A description of the Operating Agreement was included under “Item 1. Business—Operating Agreement” of Amendment No. 1 to the Company’s Registration Statement on Form 10, filed with the Securities and Exchange Commission (the “SEC”) on August 11, 2023. Such description is incorporated by reference herein.
Each of the Operating Manager and its Managing Member, Apollo Management Holdings, L.P., is an affiliate of Apollo Global Management, Inc.
The foregoing description of the Operating Agreement is not complete and is qualified in its entirety by reference to the Operating Agreement, which is filed as Exhibit 1.1 to this Current Report on Form 8-K and incorporated by reference herein.

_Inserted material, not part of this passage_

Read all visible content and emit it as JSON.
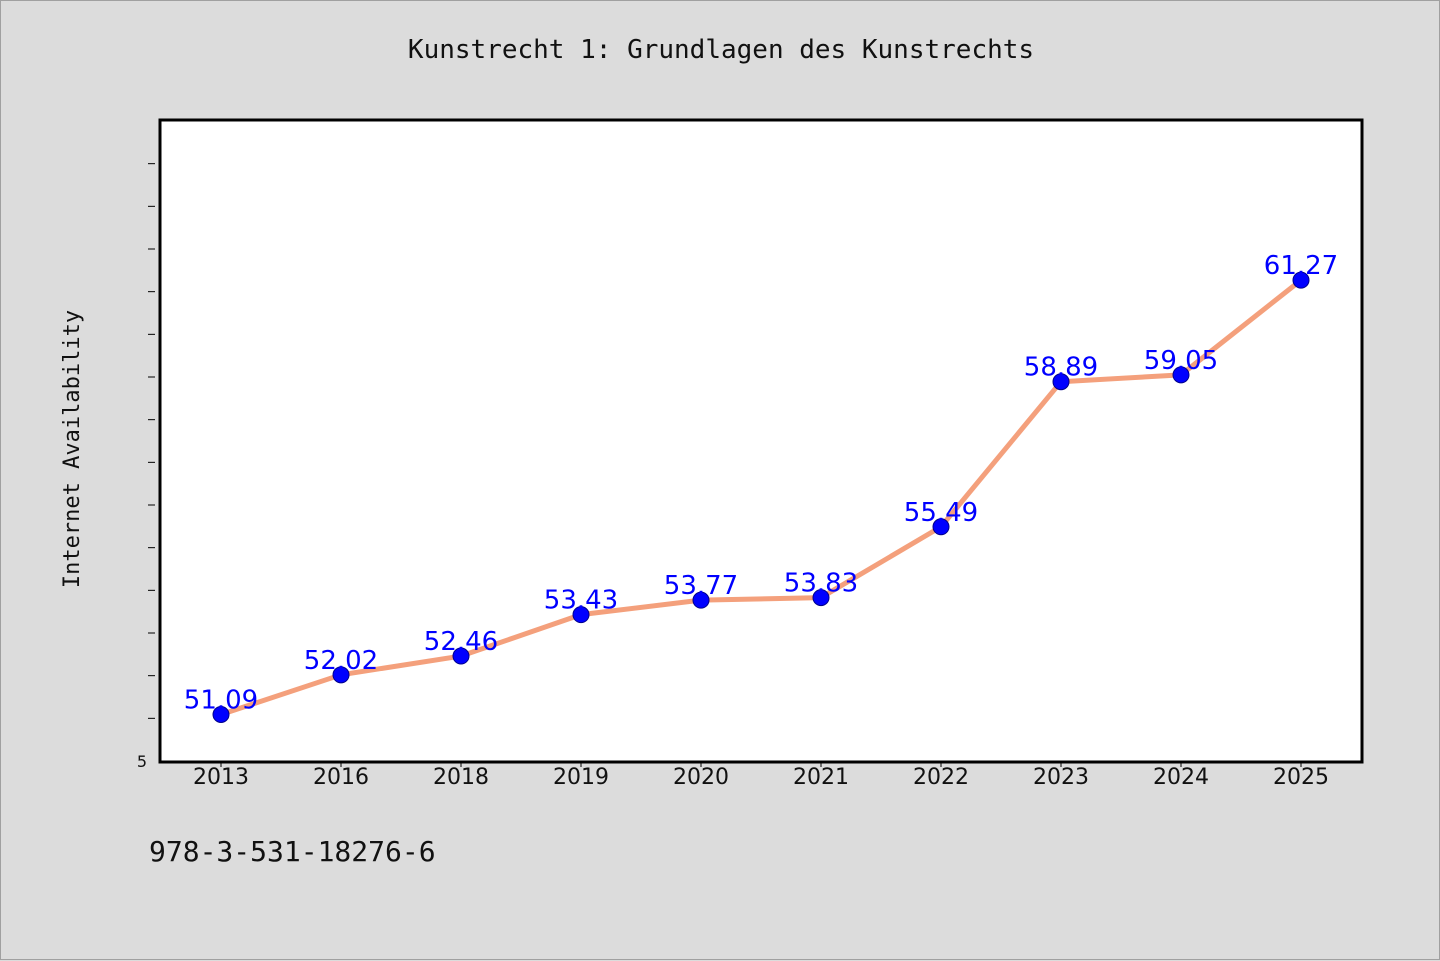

Trademark License Agreement
On October 31, 2023, the Company entered into a Trademark License Agreement with Apollo IP Holdings, LLC (the “Trademark License Agreement”). Pursuant to the Trademark License Agreement, Apollo IP Holdings, LLC granted the Company a license to use the service mark, corporate name and trade name “APOLLO,” subject to the terms of such agreement.
The foregoing description of the Trademark License Agreement is not complete and is qualified in its entirety by reference to the Trademark License Agreement, which is filed as Exhibit 1.2 to this Current Report on Form 8-K and incorporated by reference herein.
Item 3.02 | Unregistered Sales of Equity Securities |
As of November 1, 2023, the Company had received purchase orders for at least $100,000,000 of shares in aggregate and the Company’s board of directors had authorized the release of the escrowed funds. In connection with the release of escrowed funds, as of November 1, 2023, the Company issued and sold the following unregistered shares (the “Investor Shares”) of the Company to third party investors for cash:
| | | | | | | | |
Type | | Number of Shares Sold | | | Aggregate Consideration | |
Series I | | | | | | | | |
A-II Shares | | | 1,152,720 | | | $ | 28,818,000 | |
Series II | | | | | | | | |
A-II Shares | | | 5,393,200 | | | $ | 134,830,000 | |
The offer and sale of the Investor Shares were exempt from the registration provisions of the Securities Act of 1933, as amended, by virtue of Section 4(a)(2), including Regulation D (for sales to accredited investors) and/or Regulation S (for sales to non-U.S. investors outside of the United States) thereunder.